Enfin, même si l’on voit depuis plusieurs années une volonté sérieuse de se saisir de la question environnementale en éducation tandis que la crise climatique est à nos portes (voir, notamment, Léna et Wilgenbus, 2020), l’impact environnemental du numérique reste tout à fait mésestimé. En raison de l’enseignement à distance relié à la pandémie et si le travail à distance devait se poursuivre jusqu’à la fin de 2021, il avait été estimé que l’empreinte carbone mondiale pourrait augmenter de telle sorte que l’on aurait besoin d’une forêt équivalent, en surface, à deux fois le Portugal ou la région du Saguenay–Lac-Saint-Jean pour séquestrer entièrement toutes ces émissions (Obringer et al., 2021). Quand les rapports du GIEC ne cessent de plaider pour une réduction des gaz à effet de serre, la tendance ne paraît guère soutenable.

Vers une nouvelle autonomie numérique

Le recours raisonné au numérique constitue un point d’équilibre encore précaire. Depuis une quinzaine d’années, nous sortons de l’approche enthousiaste et « terre-à-terre » sur le sujet ; ainsi, le Cadre de référence de la compétence numérique (Ministère de l’Éducation et de l’Enseignement supérieur, 2019) comporte les ferments d’un changement de paradigme. Entre empowerment, souci du développement durable, protection de la vie privée et développement d’une citoyenneté numérique, cette nouvelle approche doit conduire à outiller sérieusement les apprenant·es, ainsi que les enseignant·es et futur·es enseignant·es afin de développer une posture critique à l’égard du numérique et de leurs propres pratiques.

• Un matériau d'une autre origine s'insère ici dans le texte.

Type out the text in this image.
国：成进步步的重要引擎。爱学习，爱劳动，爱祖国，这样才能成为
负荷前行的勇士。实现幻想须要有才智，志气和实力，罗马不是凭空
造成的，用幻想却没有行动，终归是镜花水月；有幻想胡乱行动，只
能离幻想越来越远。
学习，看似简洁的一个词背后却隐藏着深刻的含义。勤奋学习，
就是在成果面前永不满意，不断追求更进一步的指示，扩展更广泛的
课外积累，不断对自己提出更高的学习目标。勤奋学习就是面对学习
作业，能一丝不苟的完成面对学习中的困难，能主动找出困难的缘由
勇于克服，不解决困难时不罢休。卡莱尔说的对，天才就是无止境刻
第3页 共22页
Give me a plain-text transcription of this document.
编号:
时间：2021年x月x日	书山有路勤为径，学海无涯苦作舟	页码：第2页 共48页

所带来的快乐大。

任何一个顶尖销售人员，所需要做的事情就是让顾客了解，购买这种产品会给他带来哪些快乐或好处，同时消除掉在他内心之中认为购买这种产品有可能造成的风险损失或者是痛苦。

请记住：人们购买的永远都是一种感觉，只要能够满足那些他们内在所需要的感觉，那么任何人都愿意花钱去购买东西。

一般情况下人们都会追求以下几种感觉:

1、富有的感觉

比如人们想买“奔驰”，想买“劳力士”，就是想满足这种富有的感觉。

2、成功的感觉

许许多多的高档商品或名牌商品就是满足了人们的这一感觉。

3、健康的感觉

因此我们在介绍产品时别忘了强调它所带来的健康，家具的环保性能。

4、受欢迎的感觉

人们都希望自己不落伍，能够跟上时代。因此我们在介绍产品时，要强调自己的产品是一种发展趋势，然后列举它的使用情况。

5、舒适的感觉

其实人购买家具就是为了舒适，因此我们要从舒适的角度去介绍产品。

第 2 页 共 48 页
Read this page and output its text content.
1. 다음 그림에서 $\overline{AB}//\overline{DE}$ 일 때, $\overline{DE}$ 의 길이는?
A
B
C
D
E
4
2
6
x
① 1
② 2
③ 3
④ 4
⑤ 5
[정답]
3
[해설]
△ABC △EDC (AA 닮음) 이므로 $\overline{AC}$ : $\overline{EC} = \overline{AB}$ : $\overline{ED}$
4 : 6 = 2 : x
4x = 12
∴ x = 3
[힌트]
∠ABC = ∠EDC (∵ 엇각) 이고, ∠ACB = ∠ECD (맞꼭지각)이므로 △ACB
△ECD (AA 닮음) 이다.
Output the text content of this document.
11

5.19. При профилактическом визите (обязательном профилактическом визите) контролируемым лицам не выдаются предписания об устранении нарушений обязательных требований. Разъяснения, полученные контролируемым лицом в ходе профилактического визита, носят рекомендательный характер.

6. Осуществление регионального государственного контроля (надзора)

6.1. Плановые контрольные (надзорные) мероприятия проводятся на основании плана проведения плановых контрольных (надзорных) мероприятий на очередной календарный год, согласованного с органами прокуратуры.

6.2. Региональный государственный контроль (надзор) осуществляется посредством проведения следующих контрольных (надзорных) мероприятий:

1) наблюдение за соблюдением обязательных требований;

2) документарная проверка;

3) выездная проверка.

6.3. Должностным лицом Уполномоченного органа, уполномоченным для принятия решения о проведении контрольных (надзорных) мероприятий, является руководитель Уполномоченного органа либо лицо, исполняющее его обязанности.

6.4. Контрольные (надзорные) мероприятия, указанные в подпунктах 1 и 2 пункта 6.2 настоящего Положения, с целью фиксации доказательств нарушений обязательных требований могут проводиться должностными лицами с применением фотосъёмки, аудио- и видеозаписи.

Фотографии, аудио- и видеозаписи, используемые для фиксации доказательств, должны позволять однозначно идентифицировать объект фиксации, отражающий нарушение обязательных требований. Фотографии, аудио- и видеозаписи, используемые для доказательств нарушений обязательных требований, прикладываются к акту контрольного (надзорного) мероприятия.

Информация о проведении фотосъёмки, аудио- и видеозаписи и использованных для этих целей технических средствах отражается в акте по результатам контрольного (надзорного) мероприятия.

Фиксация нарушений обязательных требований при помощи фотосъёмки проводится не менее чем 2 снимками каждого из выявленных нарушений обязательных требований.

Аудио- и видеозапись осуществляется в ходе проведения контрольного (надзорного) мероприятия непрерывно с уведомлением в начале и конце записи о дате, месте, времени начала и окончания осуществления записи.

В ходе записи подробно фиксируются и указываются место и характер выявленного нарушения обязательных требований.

Pour cela, les travaux en sciences de l’éducation ne peuvent se borner à traduire plus ou moins explicitement une simple prescription vers davantage d’usage des TIC. Enfin, une large réflexion devra être menée sur le curriculum de formation initiale déjà pauvre quant au numérique, en impliquant pouvoirs publics, actrices et acteurs de l’éducation et société civile.